Rode was born about 1445 in Bremen. He was a member of a patrician family of Bremen, recorded for holding political offices of the city since the 2nd half of the 13th century. The family was said to be also related by marriage with ministerialis and noble families in the Prince-Archbishopric of Bremen. Rode's father Heinrich Rode (died 1496) was city councillor in Bremen between 1484 and 1496, his mother Anna was a daughter of Bremen's burgomaster Borchard Vagedes (Vaget/Vagts; died 1512, burgomaster since 1482) and his wife Bartke Brede.

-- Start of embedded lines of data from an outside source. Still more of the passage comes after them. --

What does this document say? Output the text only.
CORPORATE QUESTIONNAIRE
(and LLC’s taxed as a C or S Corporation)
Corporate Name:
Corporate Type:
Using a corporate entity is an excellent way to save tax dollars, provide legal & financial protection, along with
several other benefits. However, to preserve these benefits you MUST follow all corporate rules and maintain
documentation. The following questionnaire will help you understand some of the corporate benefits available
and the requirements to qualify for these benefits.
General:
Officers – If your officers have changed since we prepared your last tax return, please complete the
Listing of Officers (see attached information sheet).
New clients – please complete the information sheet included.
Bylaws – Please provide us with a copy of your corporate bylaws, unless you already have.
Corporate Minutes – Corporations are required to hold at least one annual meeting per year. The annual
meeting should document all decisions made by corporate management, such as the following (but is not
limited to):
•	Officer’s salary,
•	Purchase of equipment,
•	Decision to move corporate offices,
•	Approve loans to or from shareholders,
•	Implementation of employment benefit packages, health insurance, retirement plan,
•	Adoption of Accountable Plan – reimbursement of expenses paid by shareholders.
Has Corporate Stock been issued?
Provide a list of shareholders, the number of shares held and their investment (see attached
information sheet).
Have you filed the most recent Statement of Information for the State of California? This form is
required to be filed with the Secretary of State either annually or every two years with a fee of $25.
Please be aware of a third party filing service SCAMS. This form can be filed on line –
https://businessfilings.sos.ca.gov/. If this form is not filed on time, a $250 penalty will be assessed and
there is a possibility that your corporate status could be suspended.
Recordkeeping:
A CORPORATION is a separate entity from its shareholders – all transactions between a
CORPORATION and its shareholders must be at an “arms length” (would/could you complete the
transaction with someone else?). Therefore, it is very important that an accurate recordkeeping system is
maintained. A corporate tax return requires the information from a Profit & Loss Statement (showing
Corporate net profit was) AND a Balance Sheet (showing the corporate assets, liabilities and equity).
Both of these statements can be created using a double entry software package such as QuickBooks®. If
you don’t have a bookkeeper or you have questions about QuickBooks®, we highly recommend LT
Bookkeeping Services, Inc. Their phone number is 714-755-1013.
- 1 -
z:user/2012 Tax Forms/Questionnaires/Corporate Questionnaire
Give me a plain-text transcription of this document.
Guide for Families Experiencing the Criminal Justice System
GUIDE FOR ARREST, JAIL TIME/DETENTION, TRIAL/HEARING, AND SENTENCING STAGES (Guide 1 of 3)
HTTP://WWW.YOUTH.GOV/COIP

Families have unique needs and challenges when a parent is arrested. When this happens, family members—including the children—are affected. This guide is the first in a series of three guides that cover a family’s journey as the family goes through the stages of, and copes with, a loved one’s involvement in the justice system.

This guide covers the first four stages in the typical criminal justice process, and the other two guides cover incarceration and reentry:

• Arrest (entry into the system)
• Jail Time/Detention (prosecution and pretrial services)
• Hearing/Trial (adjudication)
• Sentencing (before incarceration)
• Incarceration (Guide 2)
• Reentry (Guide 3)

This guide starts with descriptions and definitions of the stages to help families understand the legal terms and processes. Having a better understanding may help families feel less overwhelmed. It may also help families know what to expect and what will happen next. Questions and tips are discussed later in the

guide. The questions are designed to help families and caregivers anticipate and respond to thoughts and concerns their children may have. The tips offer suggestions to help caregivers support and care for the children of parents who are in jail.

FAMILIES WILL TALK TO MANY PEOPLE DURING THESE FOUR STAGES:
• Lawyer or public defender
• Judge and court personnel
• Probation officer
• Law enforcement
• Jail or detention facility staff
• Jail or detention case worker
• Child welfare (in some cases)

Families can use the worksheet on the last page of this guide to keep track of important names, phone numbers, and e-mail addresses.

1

His namesake and paternal uncle Johann Rode the Elder (died 1477), like two further paternal uncles, Lüder Rode (Germanised: Lothar; died 1503) and Theodericus Rufus (Germanised: Dietrich Rode; died 1484, provost of the college in Ramelsloh), were also clerics, as cathedral provost, cathedral cantor (Domkantor), and ordinary cathedral canon (Domherr), respectively, with seats and votes in Bremen's cathedral chapter. Rode's brother Heinrich, son-in-law of Bremen's burgomaster Hermann von Groepelingen (officiating 1425–1435), served as city councillor of Bremen and their sister Margarethe (died 1513) was married to Bremen's burgomaster Heinrich Stenow, officiating between 1486 and 1506.

Being of successful bourgeois background the landed nobility in the prince-archbishopric considered Rode as a representative of urban commerce and economic interests and belittled him as a man of minor, shoemakers' descent. His family was most likely also invested in urban real estate, Buden (literally boothes), rented out to the non-propertied classes.